Three house lawmakers are calling on the Government Accountability Office to evaluate the Census Bureau over concerns with the agency’s pending IT programs before the 2020 decennial census takes place.
Reps. Jason Chaffetz (R-Utah), Mark Meadows (R-N.C.) and Will Hurd (R-Texas) sent a letter to U.S. Comptroller General Gene Dodaro asking GAO to determine whether the the bureau is properly monitoring the Census Enterprise Data Collection and Processing program for cost, schedule, scope, risk and information security issues.
The inquiry comes with concerns about the Census Bureau’s ability to manage large-scale IT projects after the agency ran $3 billion over budget during the 2010 Census, when it experienced issues with its mobile device initiative.
“The bureau does not have a reliable track record for acquiring and implementing major IT solutions,” the lawmakers wrote in the letter to Dodaro. “As such, the Government Accountability Office highlighted CEDCAaP among a handful of major governmentwide IT investments considered to be at high-risk in its 2015 update of the GAO High Risk List.”
CEDCaP focuses on centralizing data collection for 14 different initiatives, including the census. Because of mobile initiatives such as bring-your-own-device (BYOD) and teleworking, the Census Bureau expects to save $200 million with CEDCaP, and announced its goal is to conduct the upcoming census on the same budget it had in 2010.
CEDCaP already launched in October 2014, but GAO flagged the program for monitoring after the results of the last census.
Former GAO director of IT acquisition management issues Carol Cha said the concern is that if Census plans on full scale testing starting in October 2018, that’s only three years from today and it’s not a lot of time to get a several complicated pieces in place.
In an interview with Federal News Radio’s Jason Miller, Brian McGrath, the Census Bureau’s former chief information officer, said using CEDCaP is a worth risk taking.
“If we could get 75 percent of the field representatives to use their own personal device, we think we could save about $200 million.

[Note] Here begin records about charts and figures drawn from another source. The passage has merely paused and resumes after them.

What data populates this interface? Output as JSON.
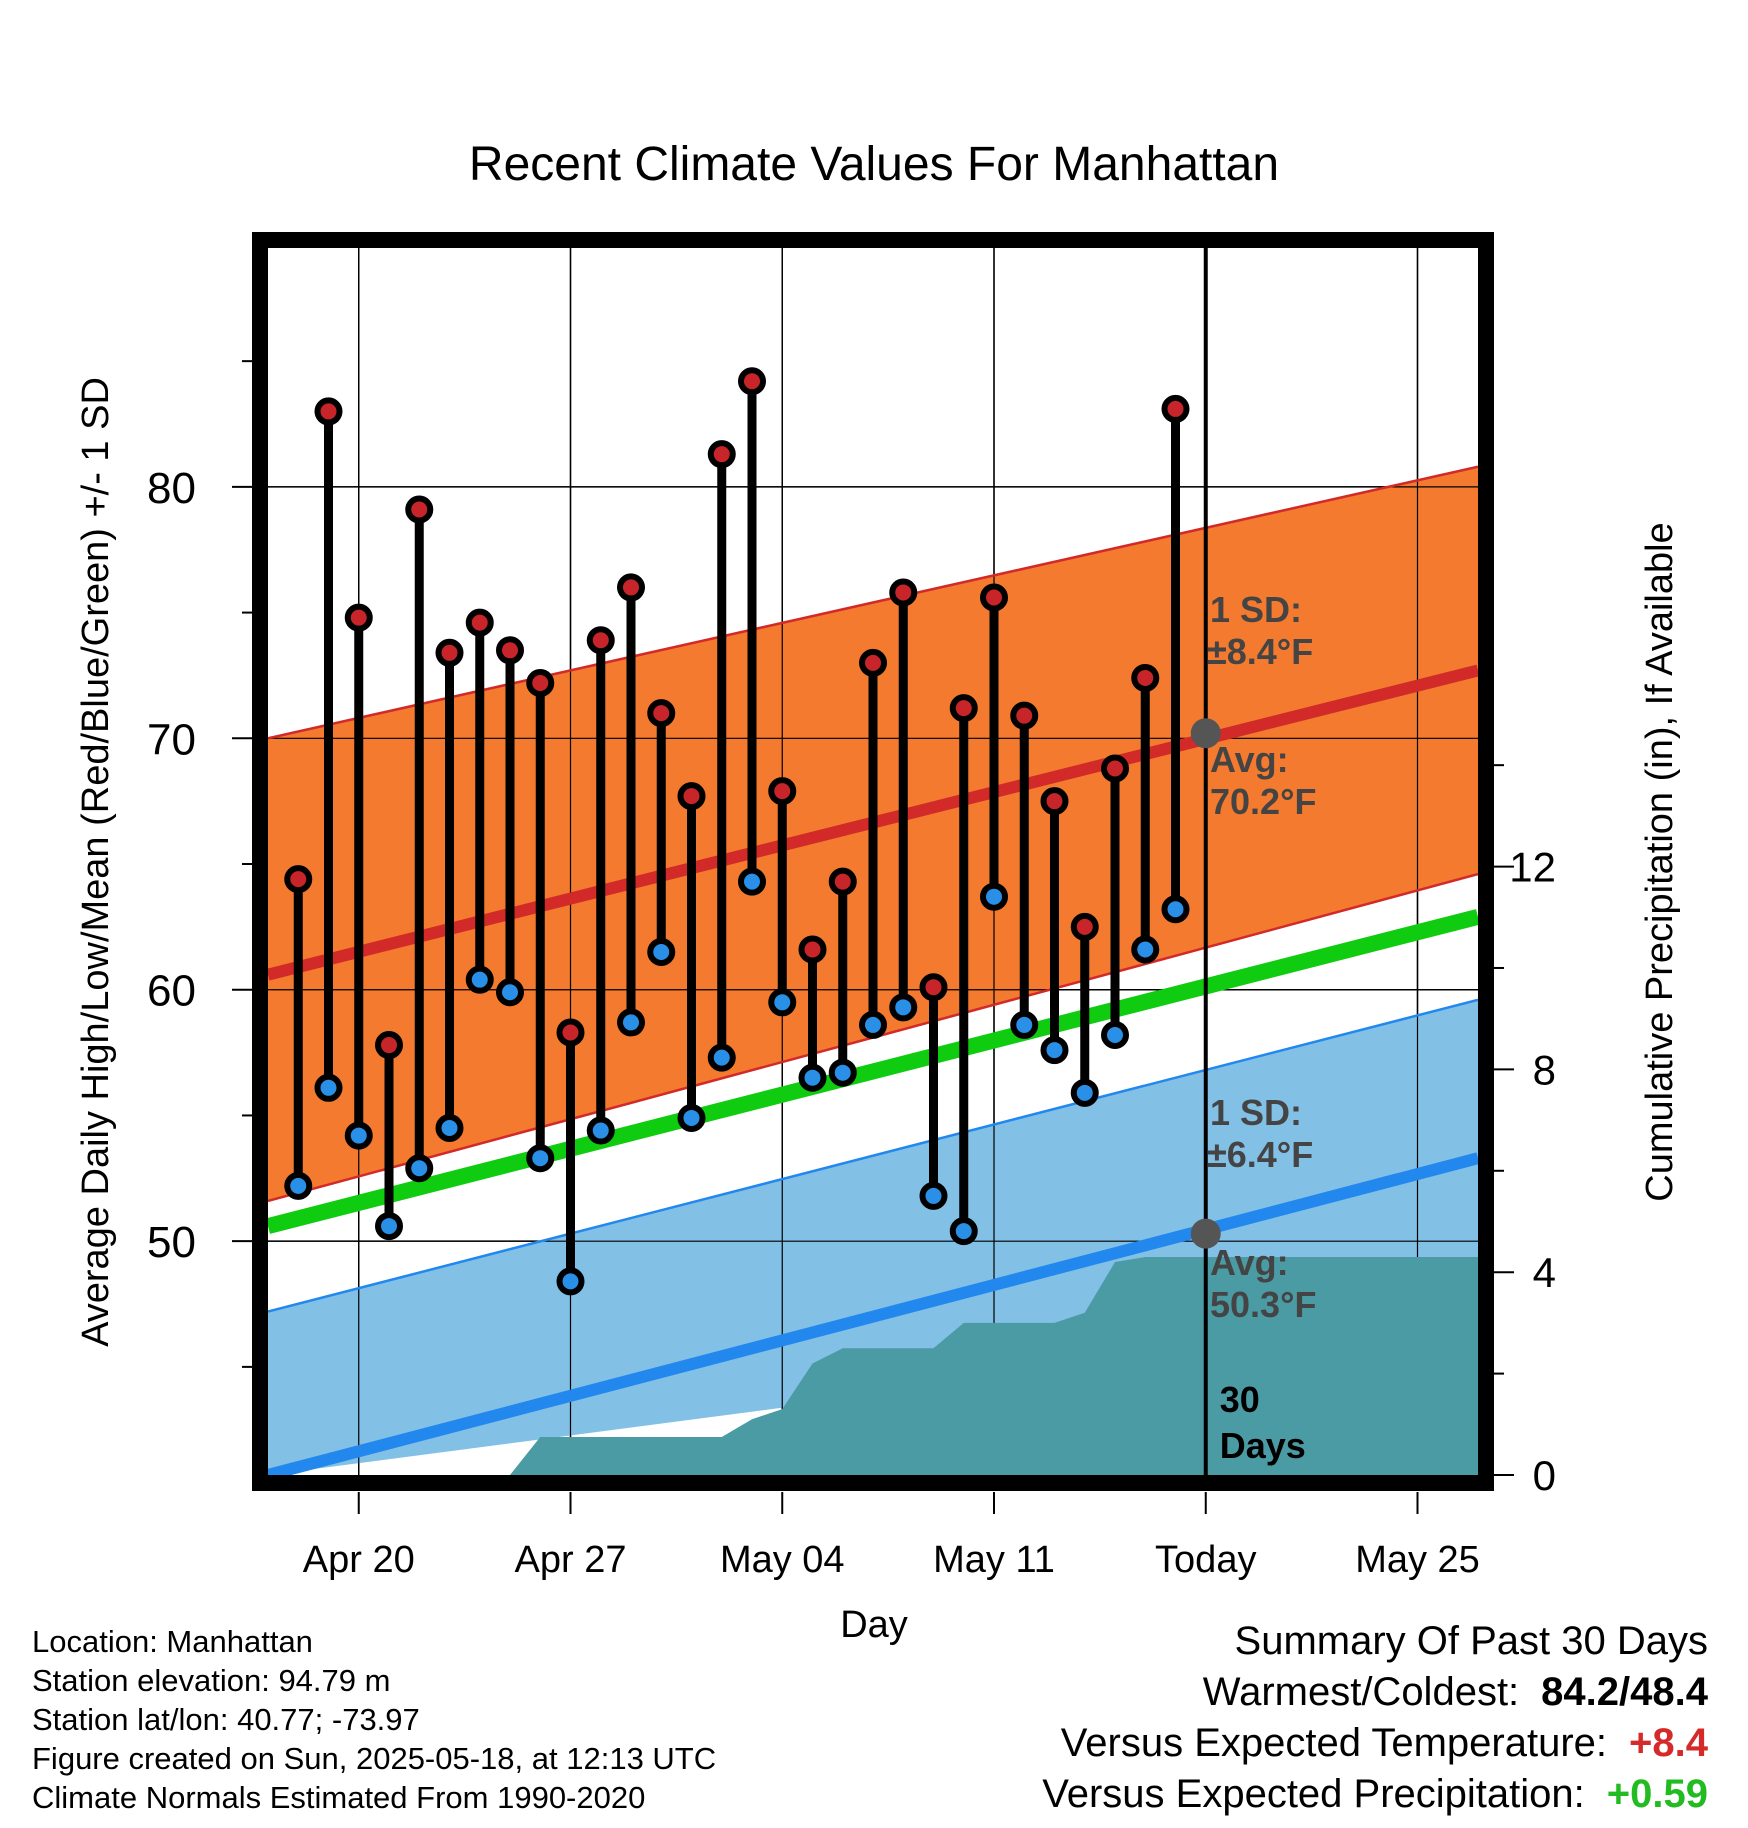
{
  "chart_data": {
    "type": "line",
    "title": "Recent Climate Values For Manhattan",
    "xlabel": "Day",
    "ylabel": "Average Daily High/Low/Mean (Red/Blue/Green) +/- 1 SD",
    "y2label": "Cumulative Precipitation (in), If Available",
    "x_tick_labels": [
      "Apr 20",
      "Apr 27",
      "May 04",
      "May 11",
      "Today",
      "May 25"
    ],
    "x_tick_dates": [
      "2025-04-20",
      "2025-04-27",
      "2025-05-04",
      "2025-05-11",
      "2025-05-18",
      "2025-05-25"
    ],
    "xlim": [
      "2025-04-17",
      "2025-05-27"
    ],
    "y_ticks": [
      50,
      60,
      70,
      80
    ],
    "ylim": [
      40.7,
      89.5
    ],
    "y2_ticks": [
      0,
      4,
      8,
      12
    ],
    "y2lim": [
      0,
      24.2
    ],
    "grid": true,
    "today_marker": "30 Days",
    "annotations": {
      "high_sd": "1 SD:",
      "high_sd_value": "±8.4°F",
      "high_avg": "Avg:",
      "high_avg_value": "70.2°F",
      "low_sd": "1 SD:",
      "low_sd_value": "±6.4°F",
      "low_avg": "Avg:",
      "low_avg_value": "50.3°F"
    },
    "normals": {
      "x": [
        "2025-04-17",
        "2025-05-27"
      ],
      "avg_high": [
        60.6,
        72.7
      ],
      "avg_high_sd_upper": [
        70.0,
        80.8
      ],
      "avg_high_sd_lower": [
        51.6,
        64.6
      ],
      "avg_mean": [
        50.6,
        62.9
      ],
      "avg_low": [
        40.7,
        53.3
      ],
      "avg_low_sd_upper": [
        47.2,
        59.6
      ],
      "avg_low_sd_lower": [
        40.7,
        47.0
      ],
      "colors": {
        "high_band": "#f37a2e",
        "high_line": "#d22a28",
        "mean_line": "#10cc10",
        "low_band": "#82c0e6",
        "low_line": "#2288ee",
        "precip": "#4a9ba4"
      }
    },
    "series": [
      {
        "name": "High",
        "color": "#c8252a",
        "x": [
          "2025-04-18",
          "2025-04-19",
          "2025-04-20",
          "2025-04-21",
          "2025-04-22",
          "2025-04-23",
          "2025-04-24",
          "2025-04-25",
          "2025-04-26",
          "2025-04-27",
          "2025-04-28",
          "2025-04-29",
          "2025-04-30",
          "2025-05-01",
          "2025-05-02",
          "2025-05-03",
          "2025-05-04",
          "2025-05-05",
          "2025-05-06",
          "2025-05-07",
          "2025-05-08",
          "2025-05-09",
          "2025-05-10",
          "2025-05-11",
          "2025-05-12",
          "2025-05-13",
          "2025-05-14",
          "2025-05-15",
          "2025-05-16",
          "2025-05-17"
        ],
        "values": [
          64.4,
          83.0,
          74.8,
          57.8,
          79.1,
          73.4,
          74.6,
          73.5,
          72.2,
          58.3,
          73.9,
          76.0,
          71.0,
          67.7,
          81.3,
          84.2,
          67.9,
          61.6,
          64.3,
          73.0,
          75.8,
          60.1,
          71.2,
          75.6,
          70.9,
          67.5,
          62.5,
          68.8,
          72.4,
          83.1
        ]
      },
      {
        "name": "Low",
        "color": "#2a8fe6",
        "x": [
          "2025-04-18",
          "2025-04-19",
          "2025-04-20",
          "2025-04-21",
          "2025-04-22",
          "2025-04-23",
          "2025-04-24",
          "2025-04-25",
          "2025-04-26",
          "2025-04-27",
          "2025-04-28",
          "2025-04-29",
          "2025-04-30",
          "2025-05-01",
          "2025-05-02",
          "2025-05-03",
          "2025-05-04",
          "2025-05-05",
          "2025-05-06",
          "2025-05-07",
          "2025-05-08",
          "2025-05-09",
          "2025-05-10",
          "2025-05-11",
          "2025-05-12",
          "2025-05-13",
          "2025-05-14",
          "2025-05-15",
          "2025-05-16",
          "2025-05-17"
        ],
        "values": [
          52.2,
          56.1,
          54.2,
          50.6,
          52.9,
          54.5,
          60.4,
          59.9,
          53.3,
          48.4,
          54.4,
          58.7,
          61.5,
          54.9,
          57.3,
          64.3,
          59.5,
          56.5,
          56.7,
          58.6,
          59.3,
          51.8,
          50.4,
          63.7,
          58.6,
          57.6,
          55.9,
          58.2,
          61.6,
          63.2
        ]
      },
      {
        "name": "Cumulative Precipitation",
        "color": "#4a9ba4",
        "x": [
          "2025-04-17",
          "2025-04-25",
          "2025-04-26",
          "2025-05-02",
          "2025-05-03",
          "2025-05-04",
          "2025-05-05",
          "2025-05-06",
          "2025-05-09",
          "2025-05-10",
          "2025-05-13",
          "2025-05-14",
          "2025-05-15",
          "2025-05-16",
          "2025-05-27"
        ],
        "values": [
          0,
          0,
          0.75,
          0.75,
          1.1,
          1.3,
          2.2,
          2.5,
          2.5,
          3.0,
          3.0,
          3.2,
          4.2,
          4.3,
          4.3
        ]
      }
    ],
    "today_values": {
      "avg_high": 70.2,
      "avg_low": 50.3
    }
  },
  "footer": {
    "location": "Location: Manhattan",
    "elevation": "Station elevation: 94.79 m",
    "latlon": "Station lat/lon: 40.77; -73.97",
    "created": "Figure created on Sun, 2025-05-18, at 12:13 UTC",
    "normals_period": "Climate Normals Estimated From 1990-2020"
  },
  "summary": {
    "heading": "Summary Of Past 30 Days",
    "warmest_coldest_label": "Warmest/Coldest:",
    "warmest_coldest_value": "84.2/48.4",
    "temp_label": "Versus Expected Temperature:",
    "temp_value": "+8.4",
    "temp_color": "#d42a2a",
    "precip_label": "Versus Expected Precipitation:",
    "precip_value": "+0.59",
    "precip_color": "#22bb22"
  }
}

We think that’s sufficient savings that’s worth us exploring,” he said. “We learned a tremendous amount as we moved forward for our planning in 2015.”
Lawmakers asked GAO to look at three basic aspects of the program, including the use of best practices to manage cost, schedule and performance metrics, ensuring cybersecurity of the system and the data and the management of the dependencies between CEDCAP and the overall 2020 count.